With technology-driven advancements in all forms of communication, customer preferences for interactive experiences continue to dramatically evolve. Digital transformation is increasing the complexity of channel management for companies seeking to deliver on their brand promise to provide improved customer experience. Digital channels are being redefined by the use of AI — specifically with chatbots and conversational applications. According to the State of Salesforce 2020 report, 29% of the better contact center teams are investing in chatbots.
Across sales, service and marketing, chatbots foster customer loyalty by providing personalized experiences that engage customers and prospects before, during and after critical decision-making points.Chatbots also allow for the deflection of some inbound customer calls, while automating tasks within sales or service centers providing immediate opportunities for organizations to achieve substantial business value.
However, not all chatbots are created equal. There are specific attributes and functionality that allow chatbots to have the broadest impact both on your business costs and customer experience. Here are the seven characteristics or best practices — to help you design a great bot for your organization:
Beyond understanding and interacting conversationally, a great chatbot has specific natural language processing (NLP) capabilities to understand the context of a conversation in multiple languages. It can also identify the intent of a question — what is needed — to provide an accurate first response, and also propose options to confirm or clarify intent. The better chatbots have advanced conversational capabilities.
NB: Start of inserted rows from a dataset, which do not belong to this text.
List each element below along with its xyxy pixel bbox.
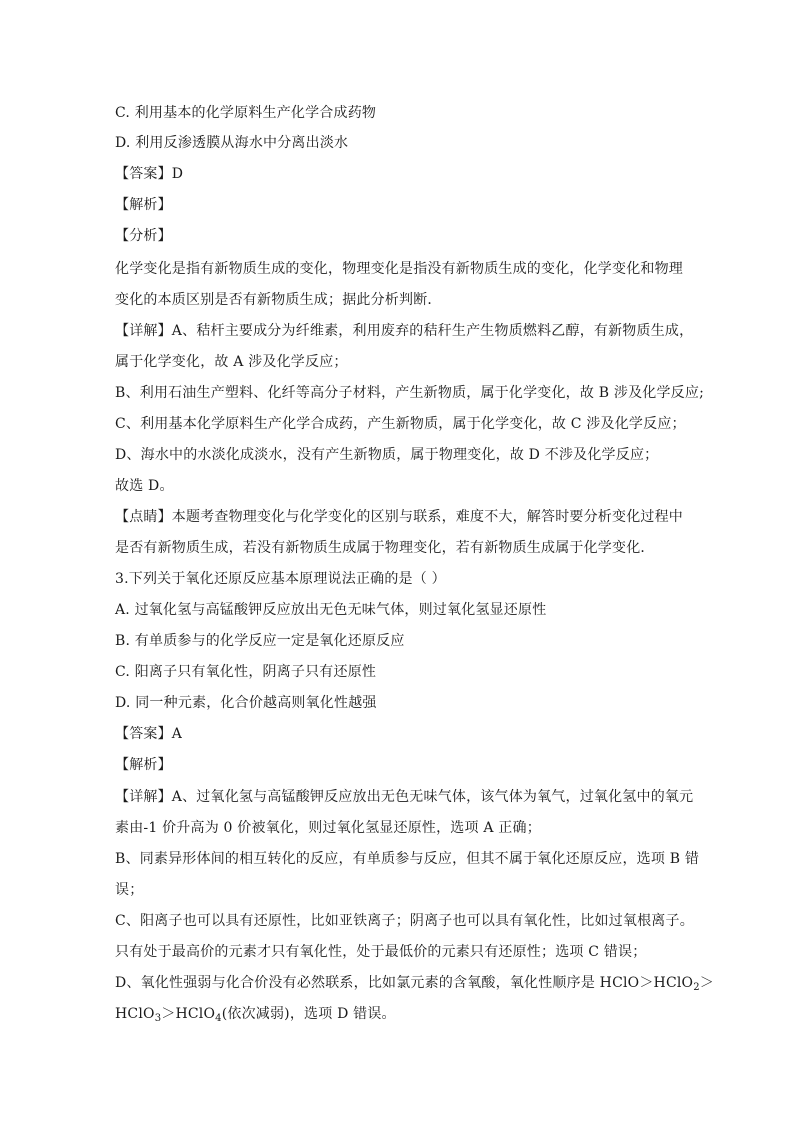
answer-q3: 【答案】A	[115, 726, 183, 742]
detail-line: 属于化学变化，故 A 涉及化学反应；	[115, 354, 348, 370]
detail-line: C、利用基本化学原料生产化学合成药，产生新物质，属于化学变化，故 C 涉及化学反应；	[115, 416, 686, 432]
conclusion-line: 故选 D。	[115, 478, 174, 494]
analysis-heading-q2: 【解析】	[115, 197, 172, 213]
analysis-sub-heading: 【分析】	[115, 228, 172, 244]
detail-line: C、阳离子也可以具有还原性，比如亚铁离子；阴离子也可以具有氧化性，比如过氧根离子。	[115, 913, 694, 929]
option-c-q3: C. 阳离子只有氧化性，阴离子只有还原性	[115, 664, 377, 680]
analysis-heading-q3: 【解析】	[115, 757, 172, 773]
comment-line: 【点睛】本题考查物理变化与化学变化的区别与联系，难度不大，解答时要分析变化过程中	[115, 509, 683, 525]
comment-line: 是否有新物质生成，若没有新物质生成属于物理变化，若有新物质生成属于化学变化．	[115, 540, 655, 556]
detail-line: 素由-1 价升高为 0 价被氧化，则过氧化氢显还原性，选项 A 正确；	[115, 820, 541, 836]
answer-q2: 【答案】D	[115, 166, 184, 182]
option-b-q3: B. 有单质参与的化学反应一定是氧化还原反应	[115, 633, 405, 649]
option-c-q2: C. 利用基本的化学原料生产化学合成药物	[115, 105, 377, 121]
question-3-stem: 3.下列关于氧化还原反应基本原理说法正确的是（ ）	[115, 571, 446, 587]
detail-line: B、利用石油生产塑料、化纤等高分子材料，产生新物质，属于化学变化，故 B 涉及化学反应;	[115, 385, 704, 401]
detail-line: B、同素异形体间的相互转化的反应，有单质参与反应，但其不属于氧化还原反应，选项 B 错	[115, 851, 700, 867]
option-d-q2: D. 利用反渗透膜从海水中分离出淡水	[115, 135, 349, 151]
detail-line: 【详解】A、过氧化氢与高锰酸钾反应放出无色无味气体，该气体为氧气，过氧化氢中的氧元	[115, 789, 694, 805]
paragraph-line: 变化的本质区别是否有新物质生成；据此分析判断．	[115, 292, 442, 308]
detail-line-formula: HClO$_3$＞HClO$_4$(依次减弱)，选项 D 错误。	[115, 1006, 396, 1024]
detail-line: 误；	[115, 882, 144, 898]
paragraph-line: 化学变化是指有新物质生成的变化，物理变化是指没有新物质生成的变化，化学变化和物理	[115, 261, 683, 277]
option-d-q3: D. 同一种元素，化合价越高则氧化性越强	[115, 695, 377, 711]
detail-line: 【详解】A、秸杆主要成分为纤维素，利用废弃的秸秆生产生物质燃料乙醇，有新物质生成，	[115, 323, 694, 339]
detail-line: 只有处于最高价的元素才只有氧化性，处于最低价的元素只有还原性；选项 C 错误；	[115, 944, 647, 960]
detail-line: D、海水中的水淡化成淡水，没有产生新物质，属于物理变化，故 D 不涉及化学反应；	[115, 447, 659, 463]
detail-line-formula: D、氧化性强弱与化合价没有必然联系，比如氯元素的含氧酸，氧化性顺序是 HClO＞HClO$_2$＞	[115, 975, 714, 993]
option-a-q3: A. 过氧化氢与高锰酸钾反应放出无色无味气体，则过氧化氢显还原性	[115, 602, 547, 618]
They can proactively seek out information and also ask clarifying questions, even if the conversation isn’t linear.
The chatbot converses seamlessly across multiple digital channels and retains data and context for a seamless experience — in best cases, even passing that information to a live agent if needed.
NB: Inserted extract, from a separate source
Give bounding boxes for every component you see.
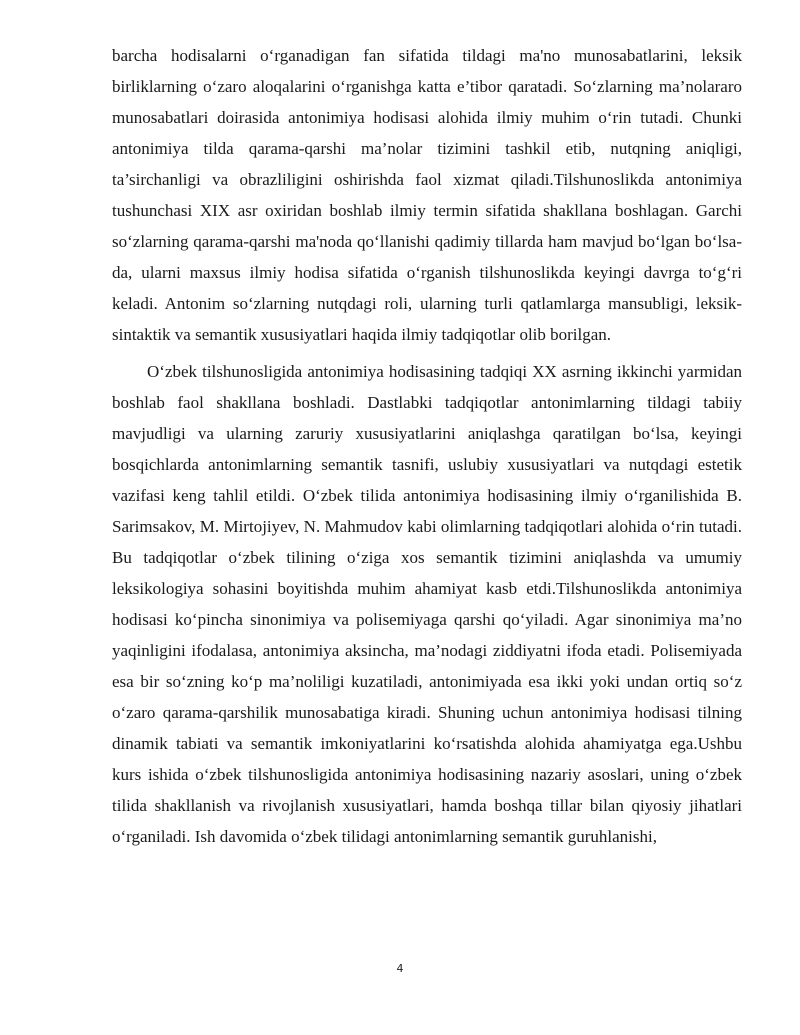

The chatbot can be integrated with critical systems and orchestrate workflows inside and outside of the CRM. It can handle real-time action as routine as a password change, all the way through a complex multistep workflow spanning multiple applications.
The chatbot can infer customer personality traits and understand sentiment and tone during an interaction to deliver a personalized experience, or escalate to a live agent when necessary.
The chatbot can reach, consume and process vast amounts of data — both structured and unstructured — to surface insights from virtually any source in order to gather relevant data to solve customer issues quickly.
The chatbot can perform complex reasoning without human intervention. For example, a great service chatbot should be able to infer solutions based on relevant case histories.
The chatbot is pre-trained to understand brand-specific or industry-specific knowledge and terms. Even better, it’s pre-configured to resolve common customer requests of a particular industry.
AI is now for everyone, and while companies may understand the opportunity for AI to impact their business, they often struggle to prioritize early investment and develop an action plan to embed AI capabilities into processes and workflows.